Monday, February 1, 2010

Hold on.

To me, the phrase "Hold on" means to either "wait" or to grab ahold of something because things are going to get rough.

I don't know which has been happening for me more. I'm waiting for the future to arrive. I'm waiting for things to even out. And I'm tying down my safety rope like a sailor in a storm and praying that it holds.

I guess that's fairly cryptic, allow me to explain some.

Yesterday, I took a leap of faith, hopefully for the right reasons. I have been a lousy friend to someone, and I prayed and prayed about how to fix that. I can't be the type of friend they want to be. And, hard as it was, I had to give that one up to God. The message that I got while praying yesterday morning was "Get out of the way, you're blocking the light." I had always been of the mindset that if God was going to work in this person's life, it was going to be me, because I was already there. But it seems that I was taking on God's job, trying to save them myself. Not my job, I need to back out, and give him the room to work. And have faith that he will, even if I am not the one doing it. And for me, that is difficult. But, it's a lesson I'll have to get good at, if I'm going to be a social worker.

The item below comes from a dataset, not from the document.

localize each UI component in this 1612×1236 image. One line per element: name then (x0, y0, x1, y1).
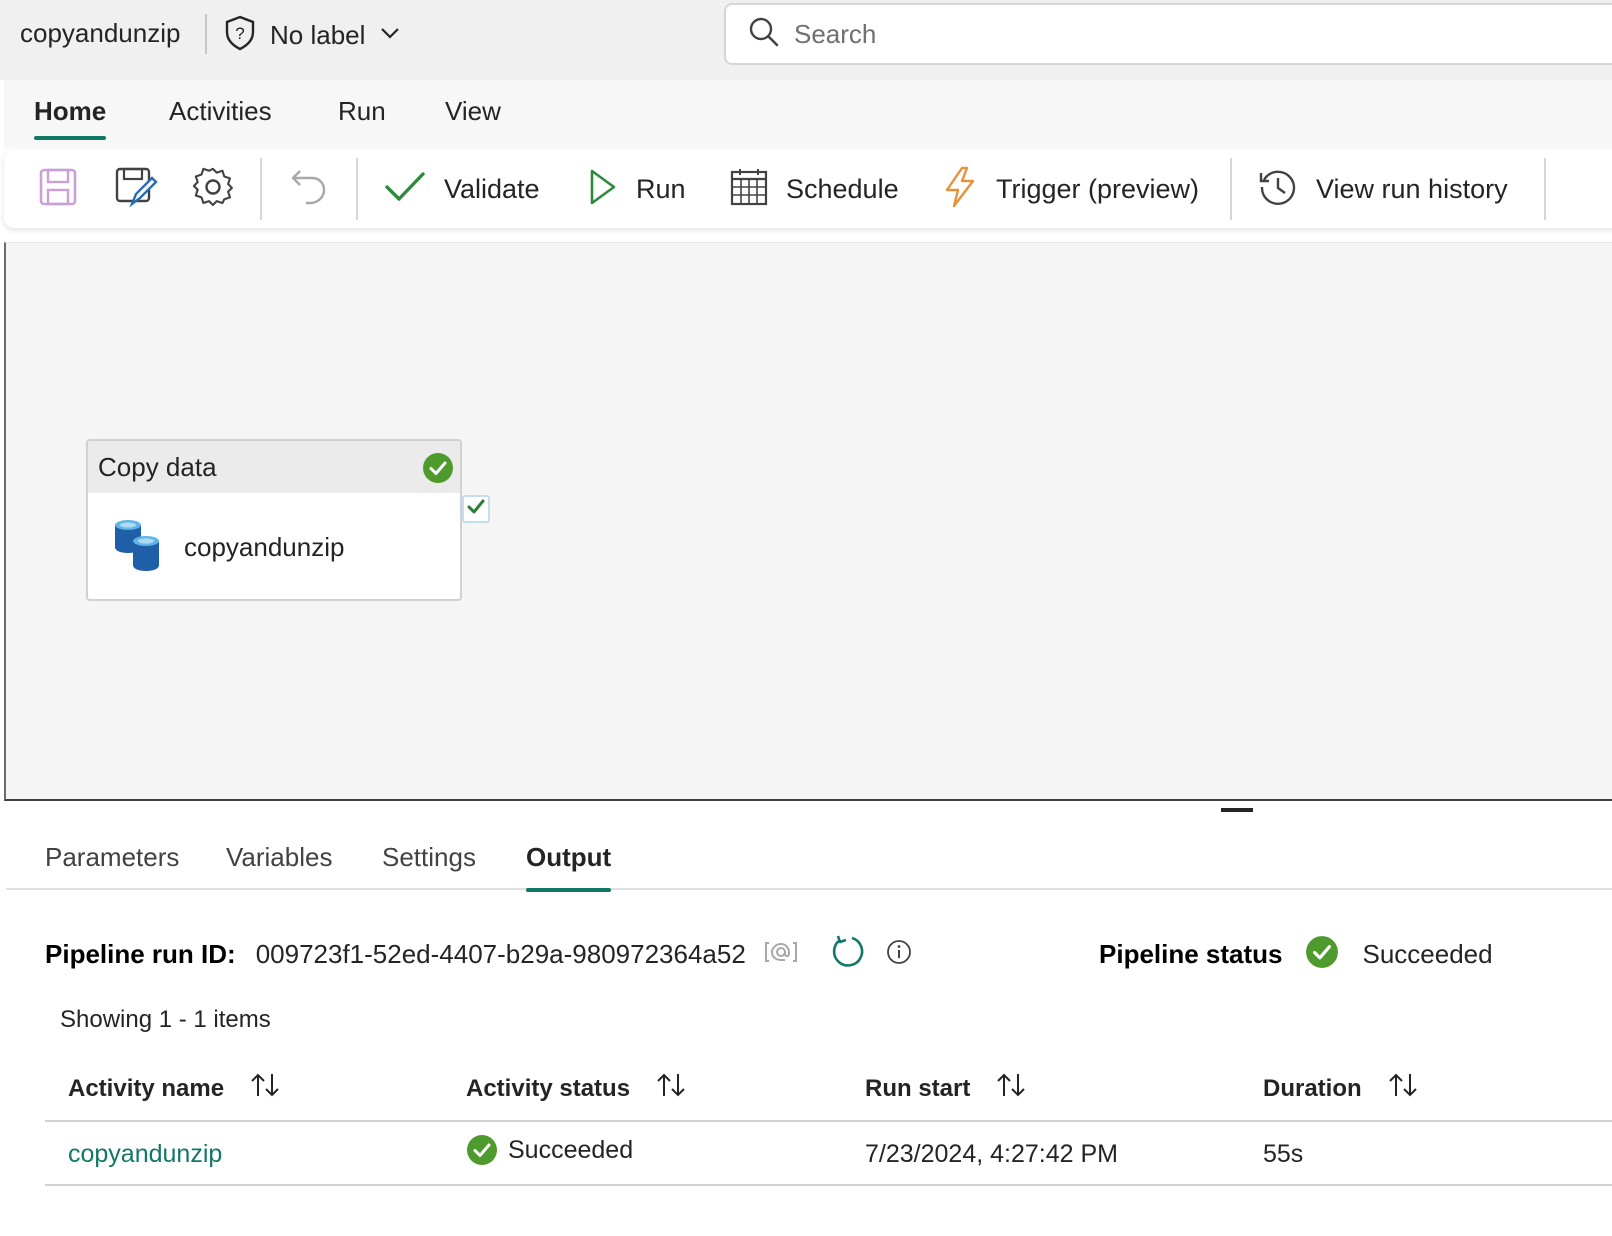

Next up, waiting for the future to arrive. I don't know, I stress out alot about where I will be this summer, next year, in 5 years. By the grace of God, I will be doing social work. But, I guess that could change, which is something I don't often consider.



Anyways. I am off to try to figure out where I am living next year. Then homework, and hopefully getting more sleep. Being just a little bit sick (like I have been the past few days) is not fun.